También rondaba vigilante el Coronel Thomas A. Parker, un buscavidas formado en la farándula más rancia. Todo en él era mentira: su rango militar y su nombre. Nació en Holanda como Andreas Cornelis van Kuijk, pero lo mantenía en secreto, ya que entró en Estados Unidos ilegalmente. Por aquel entonces, su control no resultaba demasiado abrumador. El orondo manager no asimilaba que había encontrado la mina de oro: había trabajado con populares vocalistas country como Eddy Arnold o Hank Snow y sospechaba que Elvis The Pelvis era otra sensación con fecha de caducidad. Le encantaba anunciarle como “el único cantante alimentado por la energía atómica”.
En 1956, ni Elvis ni Parker tenían un mapa para moverse por el negocio incipiente del rock and roll. Los medios carecían de referencias para juzgar a un artista similar. Los reportajes describían a Presley como la versión masculina de las bailarinas de burlesque. Sin embargo, sus movimientos escénicos seguramente provenían del abandono de los predicadores sureños y sus feligreses extasiados. Elvis lo intuía: sus ensayos, sus sesiones de grabación, sus juergas, comenzaban con él sentado al piano, entonando himnos religiosos con los presentes.
La fama todavía no había mostrado su cara enojosa. Aunque estaba al caer alguna demanda de paternidad, el peligro más inmediato residía en enfrentamientos con camareros, empleados de gasolineras o soldados de permiso, que toleraban mal los aires triunfales de Elvis y aquella melena esculpida con gomina.
Unos cruces de impertinencias que terminaban en peleas confusas que se resolvían ante jueces paternales; el Coronel barría apresuradamente, para que la bronca no llegara a los teletipos de las agencias nacionales.
Las fotos de Wertheimer nos muestran un Estados Unidos que todavía es más Edward Hopper que American graffiti.

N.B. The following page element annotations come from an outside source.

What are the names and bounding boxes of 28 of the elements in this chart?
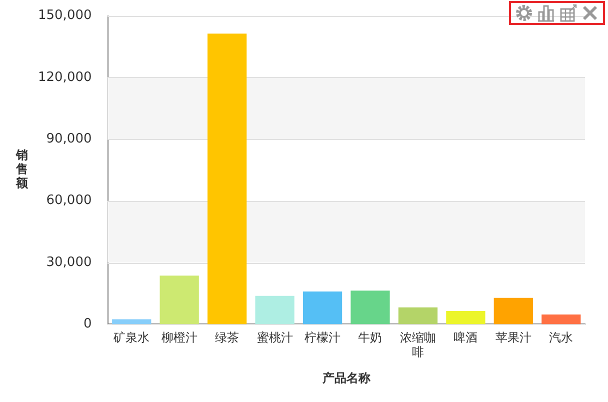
bar [542,314,581,324]
x-tick-label: 绿茶 [215,330,240,345]
bar [208,34,247,324]
bar [160,276,199,324]
x-tick-label: 汽水 [549,330,574,345]
bar [302,292,342,324]
bar [350,290,390,324]
bar [446,311,486,324]
x-tick-label: 矿泉水 [112,330,150,345]
x-tick-label: 浓缩咖啡 [400,330,436,359]
x-axis-title: 产品名称 [321,371,372,386]
y-tick-label: 150,000 [38,8,92,24]
x-tick-label: 啤酒 [454,330,478,345]
x-tick-label: 牛奶 [358,330,382,345]
y-tick-label: 30,000 [46,254,92,270]
bar [112,319,152,324]
x-tick-label: 柳橙汁 [161,330,198,345]
x-tick-label: 柠檬汁 [304,330,341,345]
y-tick-label: 90,000 [46,132,92,147]
x-tick-label: 苹果汁 [495,330,532,345]
bar [255,296,294,324]
y-tick-label: 120,000 [38,70,92,85]
y-tick-label: 0 [83,316,92,332]
y-tick-label: 60,000 [46,193,92,208]
bar [398,307,438,324]
bar [494,298,533,324]
y-axis-title: 销售额 [15,148,29,190]
x-tick-label: 蜜桃汁 [256,330,293,345]
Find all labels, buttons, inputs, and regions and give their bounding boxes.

No se aprecia una moda específica para jóvenes: ellas y ellos van vestidos como personas mayores.
Un concierto se trataba como un evento especial y no se acudía con ropa de sport. La minoría negra es invisible: se reduce a unos empleados del ferrocarril y algunas fans.
Como diría un sabio blues de Willie Dixon, “los hombres no saben, pero las muchachitas sí entienden”. Wertheimer lo comprendió al encontrarse con escenas insólitas: teenagers –y veinteañeras resabiadas– que se abrazaban llorando… de felicidad. Habían descubierto un ideal propio, un muchacho pálido y guapo, de genética misteriosa, sin inhibiciones, con un sonido que fundía tradiciones musicales casi secretas. Se palpaba una temperatura erótica nada normal, pero Elvis mantenía la discreción, como si aquello fuera una broma privada, una fiesta en el instituto.

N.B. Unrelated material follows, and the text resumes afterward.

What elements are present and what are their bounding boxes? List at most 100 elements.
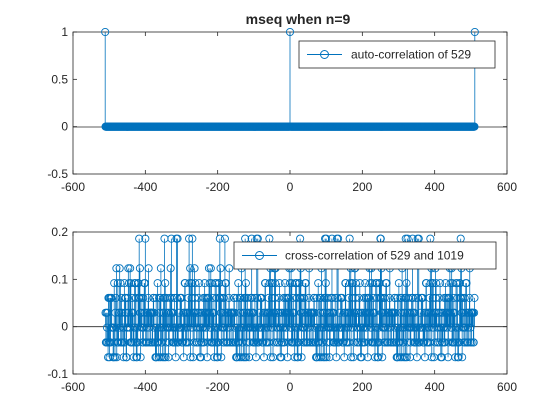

Wertheimer asistió a los albores de la cultura juvenil. Retrató una generación que pronto exigiría música y ropa propias, que solo en la década siguiente rompería con sus padres y la ideología dominante. La rebeldía de los seguidores de Elvis estaba reprimida. La última vez que Wertheimer se cruzó con el show del Coronel Parker fue en los muelles de Brooklyn, en 1958, cuando el recluta Presley embarcaba rumbo a Alemania para integrarse en el escudo defensivo contra el comunismo.
Ya no era el único cazador de imágenes de aquel coto. Se mezcló con más de 200 periodistas, dispuestos a reflejar el patriotismo del antiguo enemigo público. Pudo apreciar que el Coronel había hecho de las suyas: subrepticiamente, repartió partituras de éxitos de Elvis entre la banda militar que despedía a los soldados. Wertheimer apreció el deleite del tiburón cuando se cruzaron. “Sigue, sigue tomando buenas fotos”, le burló Parker. Nunca más dejaría que un profesional se acercara tanto, y durante tantos días, a su representado.
El libro ‘Alfred Wertheimer. Elvis and the birth of rock and roll’ acaba de ser editado por Taschen.